INTERESTING NOTE: The court did not identify the applicable standard for capacity to execute a deed. However, the authors note that historically courts have held that less mental capacity is required to enable a testator to make a will than for him to make a contract or deed. See, e.g., Burk v. Mata, 529 S.W.2d 591 (Tex. Civ. App.—San Antonio 1975, writ ref’d n.r.e.); Smith v. Welch, 285 S.W.2d 823 (Tex. Civ. App.—Texarkana 1955, writ ref’d n.r.e.); Rudersdorf v. Bowers, 112 S.W.2d 784 (Tex. Civ. App.—Galveston 1938, writ dism’d). One recent case held that the legal standards for determining the existence of mental capacity for the purposes of executing a will or deed are substantially the same as the standards for mental capacity to execute a contract. In the Estate of Minton, No. 13-12-00026-CV, 2014 Tex. App. LEXIS 1061 (Tex. App.—Corpus Christi, January 30, 2014, pet. denied) (the court of appeals affirmed a jury’s finding that the decedent did not have mental competence to execute a POD agreement with the bank naming a non-family member as a beneficiary ); see also Bach v.
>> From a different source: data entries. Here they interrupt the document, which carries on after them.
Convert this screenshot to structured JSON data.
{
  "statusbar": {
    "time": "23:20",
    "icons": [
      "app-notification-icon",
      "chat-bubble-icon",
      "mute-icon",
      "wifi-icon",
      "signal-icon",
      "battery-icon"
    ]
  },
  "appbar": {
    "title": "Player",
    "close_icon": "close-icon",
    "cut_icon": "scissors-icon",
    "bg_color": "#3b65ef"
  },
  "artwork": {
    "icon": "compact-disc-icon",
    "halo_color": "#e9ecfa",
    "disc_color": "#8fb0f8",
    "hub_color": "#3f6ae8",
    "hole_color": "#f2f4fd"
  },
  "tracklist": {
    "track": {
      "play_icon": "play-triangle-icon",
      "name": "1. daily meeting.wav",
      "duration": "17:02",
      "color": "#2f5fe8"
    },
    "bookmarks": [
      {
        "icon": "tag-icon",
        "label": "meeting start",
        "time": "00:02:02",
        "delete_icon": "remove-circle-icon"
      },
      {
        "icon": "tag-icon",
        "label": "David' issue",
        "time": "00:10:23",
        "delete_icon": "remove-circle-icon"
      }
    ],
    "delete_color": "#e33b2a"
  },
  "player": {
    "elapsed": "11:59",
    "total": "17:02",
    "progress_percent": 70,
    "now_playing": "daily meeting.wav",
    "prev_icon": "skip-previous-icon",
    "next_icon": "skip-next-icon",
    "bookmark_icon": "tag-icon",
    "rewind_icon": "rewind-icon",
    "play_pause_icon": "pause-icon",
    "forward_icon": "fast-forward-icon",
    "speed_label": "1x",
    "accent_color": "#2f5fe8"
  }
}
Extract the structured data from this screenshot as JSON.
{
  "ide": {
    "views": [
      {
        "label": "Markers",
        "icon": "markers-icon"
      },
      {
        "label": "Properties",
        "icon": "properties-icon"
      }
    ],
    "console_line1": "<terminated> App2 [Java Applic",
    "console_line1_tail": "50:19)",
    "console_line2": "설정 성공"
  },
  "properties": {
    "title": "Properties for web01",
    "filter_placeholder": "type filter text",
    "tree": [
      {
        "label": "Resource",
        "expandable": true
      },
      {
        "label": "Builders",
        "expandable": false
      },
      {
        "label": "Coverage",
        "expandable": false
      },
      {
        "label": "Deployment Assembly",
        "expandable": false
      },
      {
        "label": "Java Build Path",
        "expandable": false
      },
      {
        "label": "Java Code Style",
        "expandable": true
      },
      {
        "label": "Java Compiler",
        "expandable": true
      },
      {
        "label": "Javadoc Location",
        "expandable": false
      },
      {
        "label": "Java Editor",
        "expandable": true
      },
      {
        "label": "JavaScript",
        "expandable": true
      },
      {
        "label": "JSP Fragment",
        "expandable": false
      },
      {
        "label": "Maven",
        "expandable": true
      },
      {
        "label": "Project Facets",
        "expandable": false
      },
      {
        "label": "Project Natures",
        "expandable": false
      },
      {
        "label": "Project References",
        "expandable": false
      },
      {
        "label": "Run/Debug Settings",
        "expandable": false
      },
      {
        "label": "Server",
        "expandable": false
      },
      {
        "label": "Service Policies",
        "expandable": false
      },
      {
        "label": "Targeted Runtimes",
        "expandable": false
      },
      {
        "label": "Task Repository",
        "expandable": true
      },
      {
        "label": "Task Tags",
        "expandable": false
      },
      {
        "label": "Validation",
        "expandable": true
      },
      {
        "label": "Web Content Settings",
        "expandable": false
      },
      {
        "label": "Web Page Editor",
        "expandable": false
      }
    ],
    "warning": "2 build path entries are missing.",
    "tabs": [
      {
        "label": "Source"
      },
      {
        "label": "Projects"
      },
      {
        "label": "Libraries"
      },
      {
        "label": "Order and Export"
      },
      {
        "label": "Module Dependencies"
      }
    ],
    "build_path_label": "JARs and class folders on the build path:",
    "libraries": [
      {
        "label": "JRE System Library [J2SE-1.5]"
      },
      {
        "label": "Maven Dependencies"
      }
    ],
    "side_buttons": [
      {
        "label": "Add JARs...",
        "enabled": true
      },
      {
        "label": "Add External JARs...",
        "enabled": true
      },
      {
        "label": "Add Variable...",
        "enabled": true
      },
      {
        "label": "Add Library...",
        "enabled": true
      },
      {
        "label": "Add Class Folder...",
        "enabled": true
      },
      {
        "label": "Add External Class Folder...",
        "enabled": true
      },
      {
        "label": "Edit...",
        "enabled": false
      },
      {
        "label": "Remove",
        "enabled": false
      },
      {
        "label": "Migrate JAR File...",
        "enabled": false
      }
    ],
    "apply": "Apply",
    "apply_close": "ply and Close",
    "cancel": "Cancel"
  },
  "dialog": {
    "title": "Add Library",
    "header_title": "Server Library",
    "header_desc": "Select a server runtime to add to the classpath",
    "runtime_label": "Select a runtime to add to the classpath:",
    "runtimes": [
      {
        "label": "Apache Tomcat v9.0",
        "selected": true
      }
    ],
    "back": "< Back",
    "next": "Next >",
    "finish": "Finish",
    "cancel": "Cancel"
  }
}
Hudson, 596 S.W.2d 673 (Tex. Civ. App.—Corpus Christi 1980, no writ). Mental capacity, or lack thereof, may be shown by circumstantial evidence, including: (1) a person’s outward conduct, manifesting an inward and causing condition; (2) any pre-existing external circumstances tending to produce a special mental condition; and (3) the prior or subsequent existence of a mental condition from which a person’s mental capacity (or incapacity) at the time in question may be inferred. Rodriguez v. Garcia, 519 S.W.2d 908, 911 (Tex. Civ. App.—Corpus Christi 1975, writ ref’d n.r.e.).
The effect of the court of appeals’ opinion is that title to the home was not solely transferred to Annette’s children. The property left in her estate would presumably be divided under the laws of intestacy. This case is a perfect example of why individuals should retain attorneys for even simple estate planning needs. The individuals intended to leave their house to their grandchildren, but that intent was not fulfilled due to their failure to follow basic legal requirements.